WEHP

Clinton, Indiana; United States;
- Broadcast area: Terre Haute, Indiana
- Frequency: 93.7 MHz
- Branding: WEHP 93.7 FM

Programming
- Format: Christian radio

Ownership
- Owner: American Hope Communications, Inc.
- Sister stations: WPFR; WKZI; WLHW;

History
- First air date: June 2000
- Former call signs: WPFR (1997–2000); WPFR-FM (2000–2023);
- Former frequencies: 93.9 MHz (2000–2011)

Technical information
- Licensing authority: FCC
- Facility ID: 73712
- Class: A
- ERP: 1,950 watts
- HAAT: 178 meters (584 ft)
- Transmitter coordinates: 39°30′14″N 87°26′37″W﻿ / ﻿39.50389°N 87.44361°W

Links
- Public license information: Public file; LMS;
- Website: wehp.life

= WEHP (FM) =

WEHP is a Christian radio station licensed to Clinton, Indiana, transmitting on 93.7 MHz.
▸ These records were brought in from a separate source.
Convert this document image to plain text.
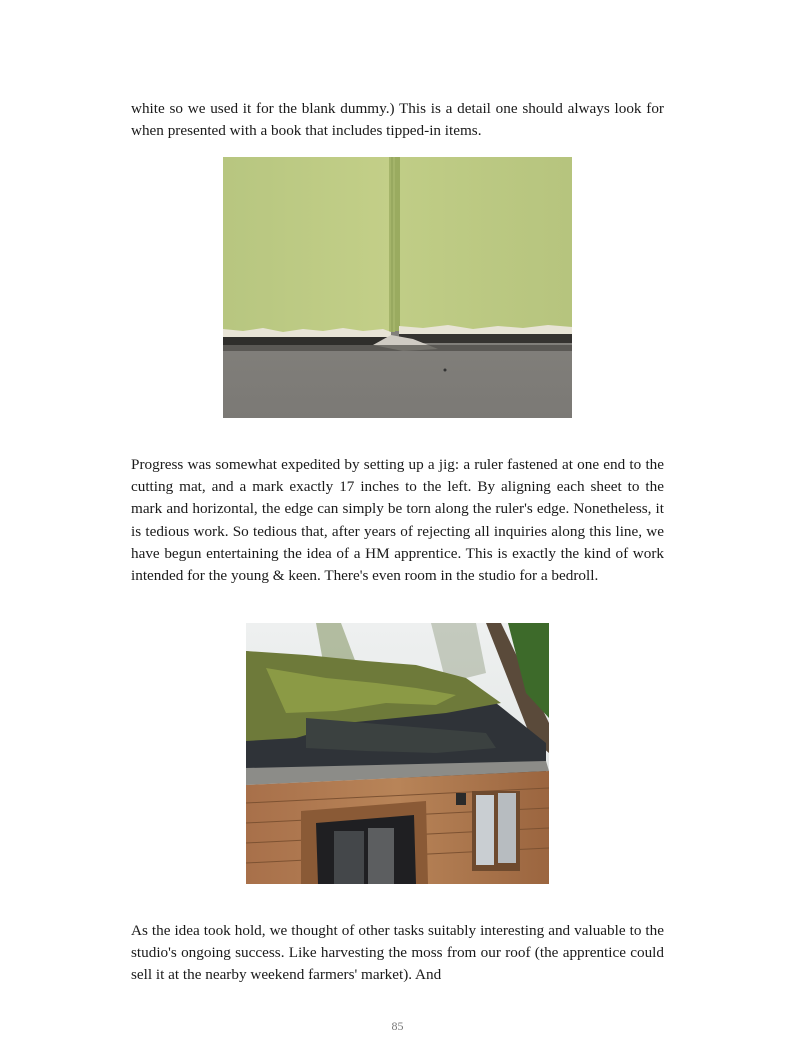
white so we used it for the blank dummy.) This is a detail one should always look for when presented with a book that includes tipped-in items.

Progress was somewhat expedited by setting up a jig: a ruler fastened at one end to the cutting mat, and a mark exactly 17 inches to the left. By aligning each sheet to the mark and horizontal, the edge can simply be torn along the ruler's edge. Nonetheless, it is tedious work. So tedious that, after years of rejecting all inquiries along this line, we have begun entertaining the idea of a HM apprentice. This is exactly the kind of work intended for the young & keen. There's even room in the studio for a bedroll.

As the idea took hold, we thought of other tasks suitably interesting and valuable to the studio's ongoing success. Like harvesting the moss from our roof (the apprentice could sell it at the nearby weekend farmers' market). And

85
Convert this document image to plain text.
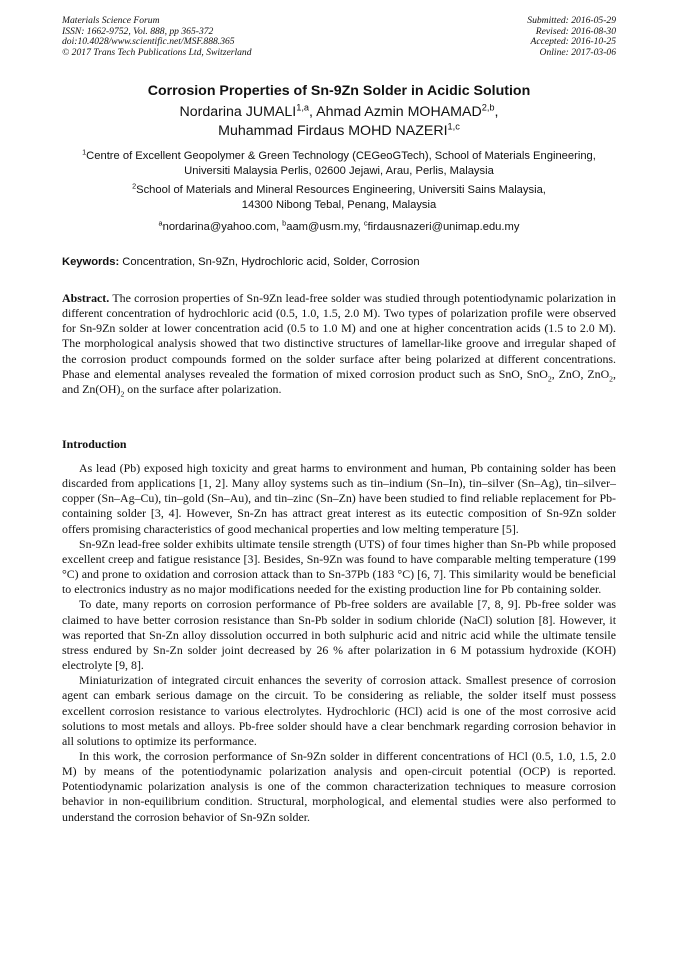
Materials Science Forum
ISSN: 1662-9752, Vol. 888, pp 365-372
doi:10.4028/www.scientific.net/MSF.888.365
© 2017 Trans Tech Publications Ltd, Switzerland
Submitted: 2016-05-29
Revised: 2016-08-30
Accepted: 2016-10-25
Online: 2017-03-06
Corrosion Properties of Sn-9Zn Solder in Acidic Solution
Nordarina JUMALI$^{1,a}$, Ahmad Azmin MOHAMAD$^{2,b}$,
Muhammad Firdaus MOHD NAZERI$^{1,c}$
$^1$Centre of Excellent Geopolymer & Green Technology (CEGeoGTech), School of Materials Engineering, Universiti Malaysia Perlis, 02600 Jejawi, Arau, Perlis, Malaysia
$^2$School of Materials and Mineral Resources Engineering, Universiti Sains Malaysia,
14300 Nibong Tebal, Penang, Malaysia
$^a$nordarina@yahoo.com, $^b$aam@usm.my, $^c$firdausnazeri@unimap.edu.my
Keywords: Concentration, Sn-9Zn, Hydrochloric acid, Solder, Corrosion
Abstract. The corrosion properties of Sn-9Zn lead-free solder was studied through potentiodynamic polarization in different concentration of hydrochloric acid (0.5, 1.0, 1.5, 2.0 M). Two types of polarization profile were observed for Sn-9Zn solder at lower concentration acid (0.5 to 1.0 M) and one at higher concentration acids (1.5 to 2.0 M). The morphological analysis showed that two distinctive structures of lamellar-like groove and irregular shaped of the corrosion product compounds formed on the solder surface after being polarized at different concentrations. Phase and elemental analyses revealed the formation of mixed corrosion product such as SnO, SnO$_2$, ZnO, ZnO$_2$, and $Zn(OH)_2$ on the surface after polarization.
Introduction

As lead (Pb) exposed high toxicity and great harms to environment and human, Pb containing solder has been discarded from applications [1, 2]. Many alloy systems such as tin–indium (Sn–In), tin–silver (Sn–Ag), tin–silver–copper (Sn–Ag–Cu), tin–gold (Sn–Au), and tin–zinc (Sn–Zn) have been studied to find reliable replacement for Pb-containing solder [3, 4]. However, Sn-Zn has attract great interest as its eutectic composition of Sn-9Zn solder offers promising characteristics of good mechanical properties and low melting temperature [5].

Sn-9Zn lead-free solder exhibits ultimate tensile strength (UTS) of four times higher than Sn-Pb while proposed excellent creep and fatigue resistance [3]. Besides, Sn-9Zn was found to have comparable melting temperature (199 °C) and prone to oxidation and corrosion attack than to Sn-37Pb (183 °C) [6, 7]. This similarity would be beneficial to electronics industry as no major modifications needed for the existing production line for Pb containing solder.

To date, many reports on corrosion performance of Pb-free solders are available [7, 8, 9]. Pb-free solder was claimed to have better corrosion resistance than Sn-Pb solder in sodium chloride (NaCl) solution [8]. However, it was reported that Sn-Zn alloy dissolution occurred in both sulphuric acid and nitric acid while the ultimate tensile stress endured by Sn-Zn solder joint decreased by 26 % after polarization in 6 M potassium hydroxide (KOH) electrolyte [9, 8].

Miniaturization of integrated circuit enhances the severity of corrosion attack. Smallest presence of corrosion agent can embark serious damage on the circuit. To be considering as reliable, the solder itself must possess excellent corrosion resistance to various electrolytes. Hydrochloric (HCl) acid is one of the most corrosive acid solutions to most metals and alloys. Pb-free solder should have a clear benchmark regarding corrosion behavior in all solutions to optimize its performance.

In this work, the corrosion performance of Sn-9Zn solder in different concentrations of HCl (0.5, 1.0, 1.5, 2.0 M) by means of the potentiodynamic polarization analysis and open-circuit potential (OCP) is reported. Potentiodynamic polarization analysis is one of the common characterization techniques to measure corrosion behavior in non-equilibrium condition. Structural, morphological, and elemental studies were also performed to understand the corrosion behavior of Sn-9Zn solder.
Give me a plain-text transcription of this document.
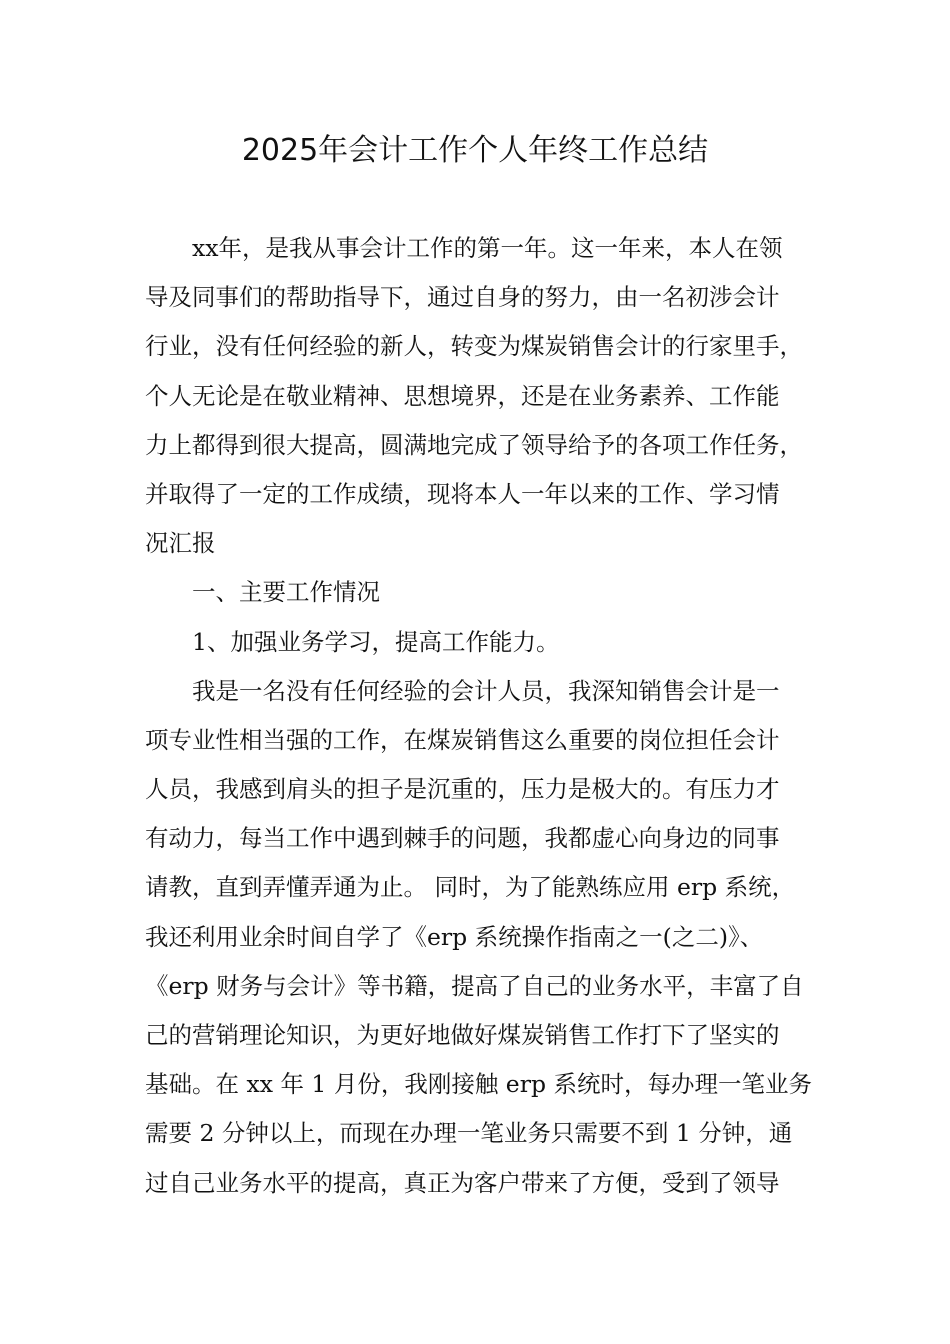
2025年会计工作个人年终工作总结
xx年，是我从事会计工作的第一年。这一年来，本人在领
导及同事们的帮助指导下，通过自身的努力，由一名初涉会计
行业，没有任何经验的新人，转变为煤炭销售会计的行家里手，
个人无论是在敬业精神、思想境界，还是在业务素养、工作能
力上都得到很大提高，圆满地完成了领导给予的各项工作任务，
并取得了一定的工作成绩，现将本人一年以来的工作、学习情
况汇报
一、主要工作情况
1、加强业务学习，提高工作能力。
我是一名没有任何经验的会计人员，我深知销售会计是一
项专业性相当强的工作，在煤炭销售这么重要的岗位担任会计
人员，我感到肩头的担子是沉重的，压力是极大的。有压力才
有动力，每当工作中遇到棘手的问题，我都虚心向身边的同事
请教，直到弄懂弄通为止。 同时，为了能熟练应用 erp 系统，
我还利用业余时间自学了《erp 系统操作指南之一(之二)》、
《erp 财务与会计》等书籍，提高了自己的业务水平，丰富了自
己的营销理论知识，为更好地做好煤炭销售工作打下了坚实的
基础。在 xx 年 1 月份，我刚接触 erp 系统时，每办理一笔业务
需要 2 分钟以上，而现在办理一笔业务只需要不到 1 分钟，通
过自己业务水平的提高，真正为客户带来了方便，受到了领导
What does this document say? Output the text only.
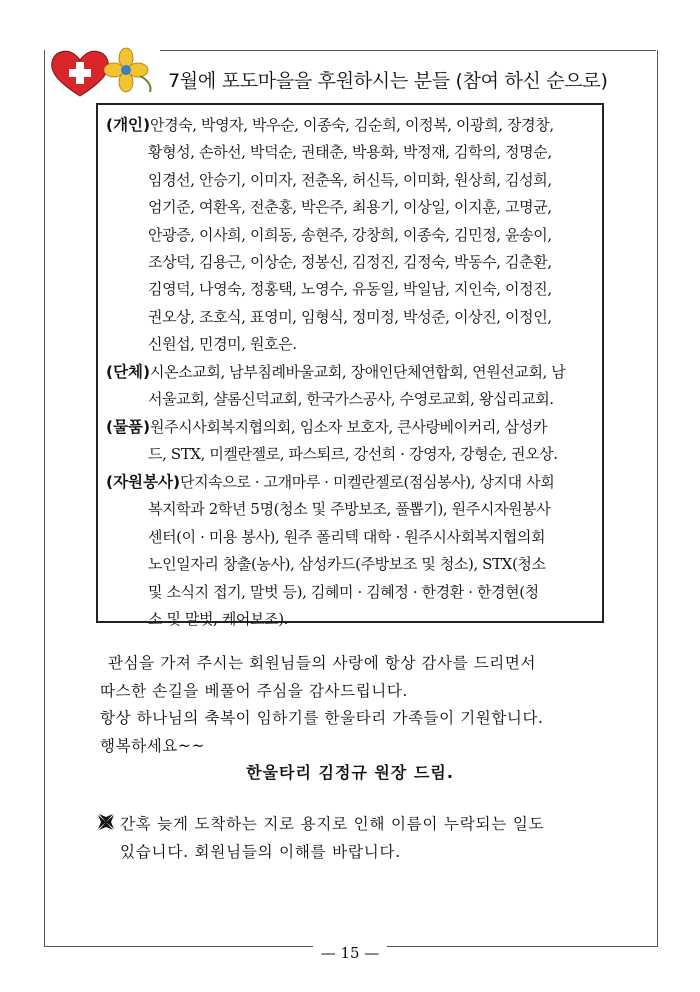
7월에 포도마을을 후원하시는 분들 (참여 하신 순으로)
(개인) 안경숙, 박영자, 박우순, 이종숙, 김순희, 이정복, 이광희, 장경창,
황형성, 손하선, 박덕순, 권태춘, 박용화, 박정재, 김학의, 정명순,
임경선, 안승기, 이미자, 전춘옥, 허신득, 이미화, 원상희, 김성희,
엄기준, 여환옥, 전춘홍, 박은주, 최용기, 이상일, 이지훈, 고명균,
안광증, 이사희, 이희동, 송현주, 강창희, 이종숙, 김민정, 윤송이,
조상덕, 김용근, 이상순, 정봉신, 김정진, 김정숙, 박동수, 김춘환,
김영덕, 나영숙, 정홍택, 노영수, 유동일, 박일남, 지인숙, 이정진,
권오상, 조호식, 표영미, 임형식, 정미정, 박성준, 이상진, 이정인,
신원섭, 민경미, 원호은.
(단체) 시온소교회, 남부침례바울교회, 장애인단체연합회, 연원선교회, 남
서울교회, 샬롬신덕교회, 한국가스공사, 수영로교회, 왕십리교회.
(물품) 원주시사회복지협의회, 임소자 보호자, 큰사랑베이커리, 삼성카
드, STX, 미켈란젤로, 파스퇴르, 강선희 · 강영자, 강형순, 권오상.
(자원봉사) 단지속으로 · 고개마루 · 미켈란젤로(점심봉사), 상지대 사회
복지학과 2학년 5명(청소 및 주방보조, 풀뽑기), 원주시자원봉사
센터(이 · 미용 봉사), 원주 폴리텍 대학 · 원주시사회복지협의회
노인일자리 창출(농사), 삼성카드(주방보조 및 청소), STX(청소
및 소식지 접기, 말벗 등), 김혜미 · 김혜정 · 한경환 · 한경현(청
소 및 말벗, 케어보조).
관심을 가져 주시는 회원님들의 사랑에 항상 감사를 드리면서
따스한 손길을 베풀어 주심을 감사드립니다.
항상 하나님의 축복이 임하기를 한울타리 가족들이 기원합니다.
행복하세요~~
한울타리 김정규 원장 드림.
간혹 늦게 도착하는 지로 용지로 인해 이름이 누락되는 일도
있습니다. 회원님들의 이해를 바랍니다.
— 15 —
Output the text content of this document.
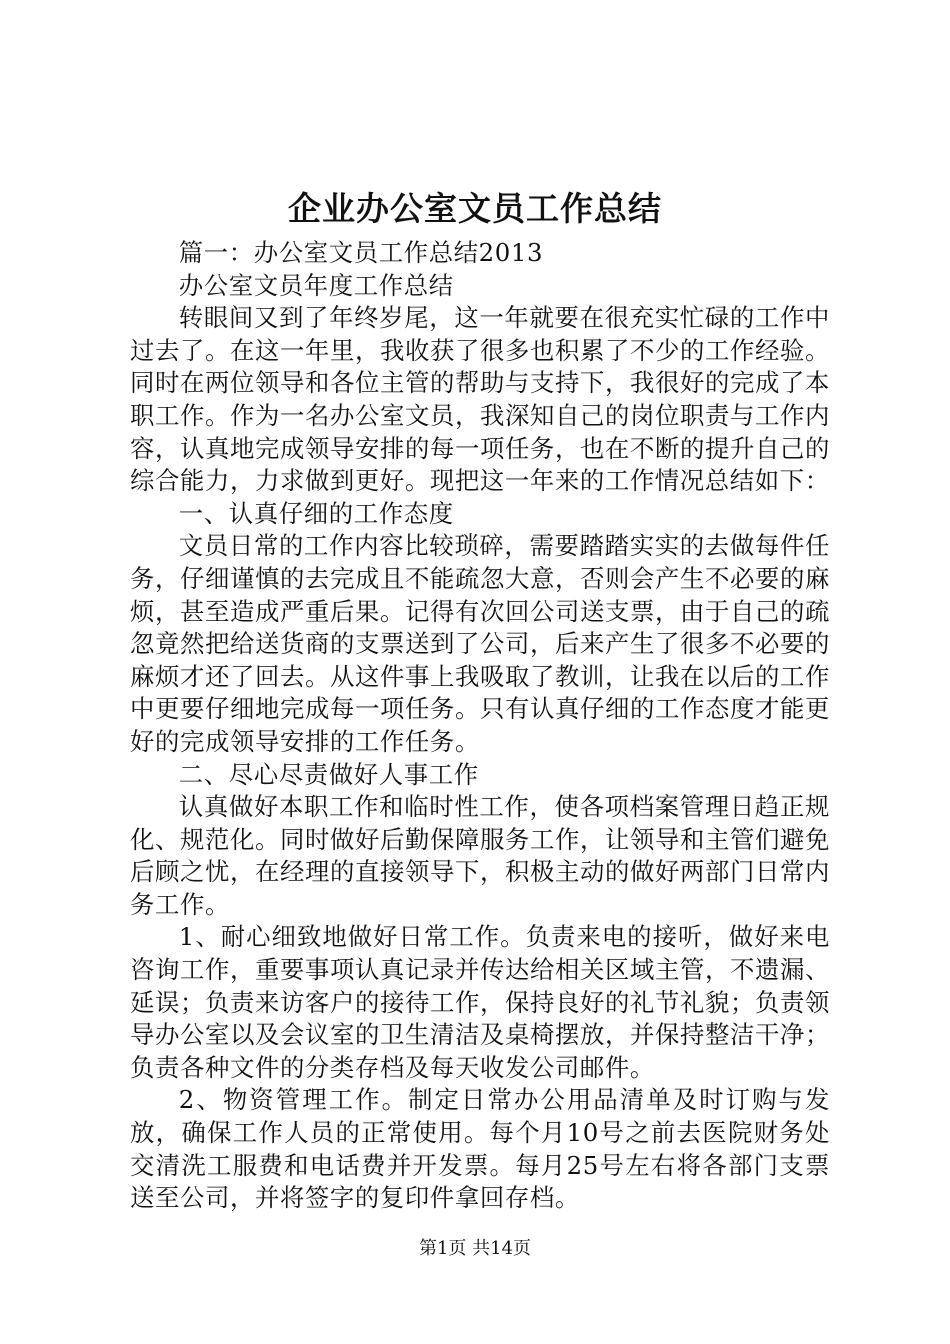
企业办公室文员工作总结

篇一：办公室文员工作总结2013

办公室文员年度工作总结

转眼间又到了年终岁尾，这一年就要在很充实忙碌的工作中过去了。在这一年里，我收获了很多也积累了不少的工作经验。同时在两位领导和各位主管的帮助与支持下，我很好的完成了本职工作。作为一名办公室文员，我深知自己的岗位职责与工作内容，认真地完成领导安排的每一项任务，也在不断的提升自己的综合能力，力求做到更好。现把这一年来的工作情况总结如下：

一、认真仔细的工作态度

文员日常的工作内容比较琐碎，需要踏踏实实的去做每件任务，仔细谨慎的去完成且不能疏忽大意，否则会产生不必要的麻烦，甚至造成严重后果。记得有次回公司送支票，由于自己的疏忽竟然把给送货商的支票送到了公司，后来产生了很多不必要的麻烦才还了回去。从这件事上我吸取了教训，让我在以后的工作中更要仔细地完成每一项任务。只有认真仔细的工作态度才能更好的完成领导安排的工作任务。

二、尽心尽责做好人事工作

认真做好本职工作和临时性工作，使各项档案管理日趋正规化、规范化。同时做好后勤保障服务工作，让领导和主管们避免后顾之忧，在经理的直接领导下，积极主动的做好两部门日常内务工作。

1、耐心细致地做好日常工作。负责来电的接听，做好来电咨询工作，重要事项认真记录并传达给相关区域主管，不遗漏、延误；负责来访客户的接待工作，保持良好的礼节礼貌；负责领导办公室以及会议室的卫生清洁及桌椅摆放，并保持整洁干净；负责各种文件的分类存档及每天收发公司邮件。

2、物资管理工作。制定日常办公用品清单及时订购与发放，确保工作人员的正常使用。每个月10号之前去医院财务处交清洗工服费和电话费并开发票。每月25号左右将各部门支票送至公司，并将签字的复印件拿回存档。

第1页 共14页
The station serves the Terre Haute, Indiana, area, and is owned by American Hope Communications. The station began broadcasting in June 2000, and originally on 93.9 MHz. In 2011, the station's frequency was changed to 93.7 MHz. The station was taken off the air in March 2020.

WEHP was originally owned by Word Power, Inc. Effective October 29, 2021, it was sold to American Hope Communications, along with WKZI, WLHW, WPFR 1480 AM, and three translators, for $179,000.